Much obloquy has been cast upon the Guerrilla organization because in its name bad men plundered the helpless, pillaged the friend and foe alike, assaulted non-combatants and murdered the unresisting and the innocent. Such devils’ work was not Guerrilla work. It fitted all too well the hands of those cowards crouching in the rear of either army and courageous only where women defended what remained to themselves and their children. Desperate and remorseless as he undoubtedly was, the Guerrilla saw shining upon his pathway a luminous patriotism, and he followed it eagerly that he might kill in the name of God and his country.
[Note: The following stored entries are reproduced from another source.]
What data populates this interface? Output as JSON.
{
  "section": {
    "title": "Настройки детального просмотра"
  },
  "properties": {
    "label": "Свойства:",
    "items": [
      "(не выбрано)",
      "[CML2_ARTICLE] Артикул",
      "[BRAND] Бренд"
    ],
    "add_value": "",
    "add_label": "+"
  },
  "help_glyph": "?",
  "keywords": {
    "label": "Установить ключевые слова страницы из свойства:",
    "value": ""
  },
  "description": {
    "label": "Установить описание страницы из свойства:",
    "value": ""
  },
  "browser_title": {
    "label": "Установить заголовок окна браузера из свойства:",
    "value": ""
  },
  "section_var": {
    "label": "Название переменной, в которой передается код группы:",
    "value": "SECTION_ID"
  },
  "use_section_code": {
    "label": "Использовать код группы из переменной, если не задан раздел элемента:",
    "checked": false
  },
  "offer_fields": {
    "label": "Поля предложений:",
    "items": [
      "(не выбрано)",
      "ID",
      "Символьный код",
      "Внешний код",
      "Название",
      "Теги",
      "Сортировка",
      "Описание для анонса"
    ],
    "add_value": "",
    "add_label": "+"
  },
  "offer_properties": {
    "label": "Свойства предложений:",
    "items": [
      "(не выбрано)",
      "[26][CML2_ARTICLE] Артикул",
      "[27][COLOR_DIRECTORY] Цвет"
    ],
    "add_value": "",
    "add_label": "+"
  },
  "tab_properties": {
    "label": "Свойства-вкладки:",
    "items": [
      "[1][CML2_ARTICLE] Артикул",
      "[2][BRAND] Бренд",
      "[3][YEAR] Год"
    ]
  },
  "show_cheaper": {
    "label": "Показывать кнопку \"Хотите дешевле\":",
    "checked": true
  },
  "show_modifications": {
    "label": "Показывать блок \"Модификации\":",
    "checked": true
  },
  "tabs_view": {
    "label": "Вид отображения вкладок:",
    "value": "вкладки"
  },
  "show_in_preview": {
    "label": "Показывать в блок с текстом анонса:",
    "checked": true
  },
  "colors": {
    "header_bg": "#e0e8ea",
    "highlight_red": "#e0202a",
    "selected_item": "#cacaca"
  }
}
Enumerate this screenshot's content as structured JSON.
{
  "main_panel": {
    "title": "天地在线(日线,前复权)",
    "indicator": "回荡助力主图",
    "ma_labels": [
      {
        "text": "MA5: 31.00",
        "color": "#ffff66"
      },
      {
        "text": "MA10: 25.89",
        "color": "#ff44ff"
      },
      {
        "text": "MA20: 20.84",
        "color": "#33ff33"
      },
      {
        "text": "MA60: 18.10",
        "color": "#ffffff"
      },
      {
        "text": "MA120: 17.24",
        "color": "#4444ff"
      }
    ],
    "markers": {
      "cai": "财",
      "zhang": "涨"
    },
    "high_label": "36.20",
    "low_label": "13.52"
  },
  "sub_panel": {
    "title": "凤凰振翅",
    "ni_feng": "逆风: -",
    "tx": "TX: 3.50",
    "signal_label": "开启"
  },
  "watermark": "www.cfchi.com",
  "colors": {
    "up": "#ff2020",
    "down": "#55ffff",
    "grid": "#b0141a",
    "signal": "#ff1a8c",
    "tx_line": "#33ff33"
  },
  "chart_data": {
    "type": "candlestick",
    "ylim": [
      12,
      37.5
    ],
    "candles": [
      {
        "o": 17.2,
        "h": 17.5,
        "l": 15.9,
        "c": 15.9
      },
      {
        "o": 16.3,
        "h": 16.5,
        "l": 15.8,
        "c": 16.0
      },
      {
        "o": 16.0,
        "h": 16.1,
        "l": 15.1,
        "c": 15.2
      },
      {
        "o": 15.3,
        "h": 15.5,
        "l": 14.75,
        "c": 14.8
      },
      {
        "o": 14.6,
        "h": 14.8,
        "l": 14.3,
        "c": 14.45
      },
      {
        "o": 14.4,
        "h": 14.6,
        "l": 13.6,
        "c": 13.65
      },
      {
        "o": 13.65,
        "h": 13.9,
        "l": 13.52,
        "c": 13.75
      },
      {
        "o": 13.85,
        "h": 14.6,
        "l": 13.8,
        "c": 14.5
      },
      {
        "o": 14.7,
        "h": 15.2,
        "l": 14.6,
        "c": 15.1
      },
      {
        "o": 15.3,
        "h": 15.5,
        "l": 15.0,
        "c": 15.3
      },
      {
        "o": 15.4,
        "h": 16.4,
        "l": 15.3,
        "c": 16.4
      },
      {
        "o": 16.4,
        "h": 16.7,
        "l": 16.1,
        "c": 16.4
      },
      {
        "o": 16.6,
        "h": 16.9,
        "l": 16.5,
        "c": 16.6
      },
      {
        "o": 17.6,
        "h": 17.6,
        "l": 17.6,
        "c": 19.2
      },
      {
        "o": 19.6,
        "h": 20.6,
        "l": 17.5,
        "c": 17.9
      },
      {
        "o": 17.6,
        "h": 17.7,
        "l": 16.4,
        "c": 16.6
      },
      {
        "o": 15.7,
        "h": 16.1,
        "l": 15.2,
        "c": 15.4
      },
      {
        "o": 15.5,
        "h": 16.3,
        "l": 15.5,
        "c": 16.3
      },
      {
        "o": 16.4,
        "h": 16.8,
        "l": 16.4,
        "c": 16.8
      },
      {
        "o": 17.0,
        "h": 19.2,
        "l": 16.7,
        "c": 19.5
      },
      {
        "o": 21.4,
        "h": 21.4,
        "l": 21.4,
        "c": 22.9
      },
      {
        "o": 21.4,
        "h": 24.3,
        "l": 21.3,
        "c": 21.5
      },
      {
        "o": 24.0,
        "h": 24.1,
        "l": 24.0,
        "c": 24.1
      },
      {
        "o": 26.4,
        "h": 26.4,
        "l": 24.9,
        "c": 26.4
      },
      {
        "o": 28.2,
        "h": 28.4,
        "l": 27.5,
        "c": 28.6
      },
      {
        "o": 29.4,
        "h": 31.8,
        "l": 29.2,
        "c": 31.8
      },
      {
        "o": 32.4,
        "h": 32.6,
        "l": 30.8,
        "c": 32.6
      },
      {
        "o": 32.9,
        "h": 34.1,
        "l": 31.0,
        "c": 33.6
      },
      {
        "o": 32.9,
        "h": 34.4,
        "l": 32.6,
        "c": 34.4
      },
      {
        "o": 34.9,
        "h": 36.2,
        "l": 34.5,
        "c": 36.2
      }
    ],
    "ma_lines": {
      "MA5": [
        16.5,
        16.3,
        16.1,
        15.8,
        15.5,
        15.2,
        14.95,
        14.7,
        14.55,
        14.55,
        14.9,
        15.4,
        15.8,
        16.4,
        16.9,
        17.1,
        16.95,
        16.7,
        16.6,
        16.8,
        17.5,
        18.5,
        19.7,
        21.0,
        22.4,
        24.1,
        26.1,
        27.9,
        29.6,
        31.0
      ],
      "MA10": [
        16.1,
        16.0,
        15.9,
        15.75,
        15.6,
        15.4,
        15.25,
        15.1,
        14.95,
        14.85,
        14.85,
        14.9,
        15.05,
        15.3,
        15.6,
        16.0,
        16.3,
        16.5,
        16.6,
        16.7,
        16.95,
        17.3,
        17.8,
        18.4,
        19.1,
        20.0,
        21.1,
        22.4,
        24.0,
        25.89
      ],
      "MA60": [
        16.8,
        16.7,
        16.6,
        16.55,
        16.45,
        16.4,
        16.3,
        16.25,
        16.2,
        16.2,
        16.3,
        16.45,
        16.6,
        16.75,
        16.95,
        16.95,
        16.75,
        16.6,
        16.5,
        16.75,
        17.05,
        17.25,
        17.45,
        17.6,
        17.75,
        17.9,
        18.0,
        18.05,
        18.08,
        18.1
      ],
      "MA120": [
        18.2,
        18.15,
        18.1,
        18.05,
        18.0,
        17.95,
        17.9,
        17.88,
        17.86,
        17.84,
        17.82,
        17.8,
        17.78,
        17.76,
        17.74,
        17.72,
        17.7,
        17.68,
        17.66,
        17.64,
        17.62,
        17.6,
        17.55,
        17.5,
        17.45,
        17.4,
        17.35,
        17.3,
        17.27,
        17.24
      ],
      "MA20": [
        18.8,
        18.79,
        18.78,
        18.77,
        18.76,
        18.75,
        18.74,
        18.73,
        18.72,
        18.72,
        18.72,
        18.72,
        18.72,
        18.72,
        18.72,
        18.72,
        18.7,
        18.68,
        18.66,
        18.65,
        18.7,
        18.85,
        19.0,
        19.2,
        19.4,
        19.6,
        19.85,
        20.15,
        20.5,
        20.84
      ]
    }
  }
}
The nature of his warfare made him responsible, of course, for many monstrous things he had no personal share in bringing about. Denied a hearing at the bar of public opinion, of all the loyal journalists, painted blacker than ten devils, and given a countenance that was made to retain some shadow of all the death agonies he had seen, is it strange in the least that his fiendishness became omnipresent as well as omnipotent? To justify one crime on the part of a Federal soldier, five crimes more cruel were laid at the door of the Guerrilla. His long gallop not only tired, but infuriated his hunters. That savage standing at bay and dying always as a wolf dies when barked at by hounds and dudgeoned by countrymen, made his enemies fear and hate him. Hence, from all their bomb-proofs his slanderers fired silly lies at long range, and put afloat unnatural stories that hurt him only as it deepened the savage intensity of an already savage strife. Save in rare and memorable instances, the Guerrilla murdered only when fortune in open and honorable battle gave into his hands some victims who were denied that death in combat which they afterward found by ditch or lonesome roadside. Man for man, he put his life fairly on the cast of the war dice, and died when the need came as the red Indian dies, stoical and grim as a stone.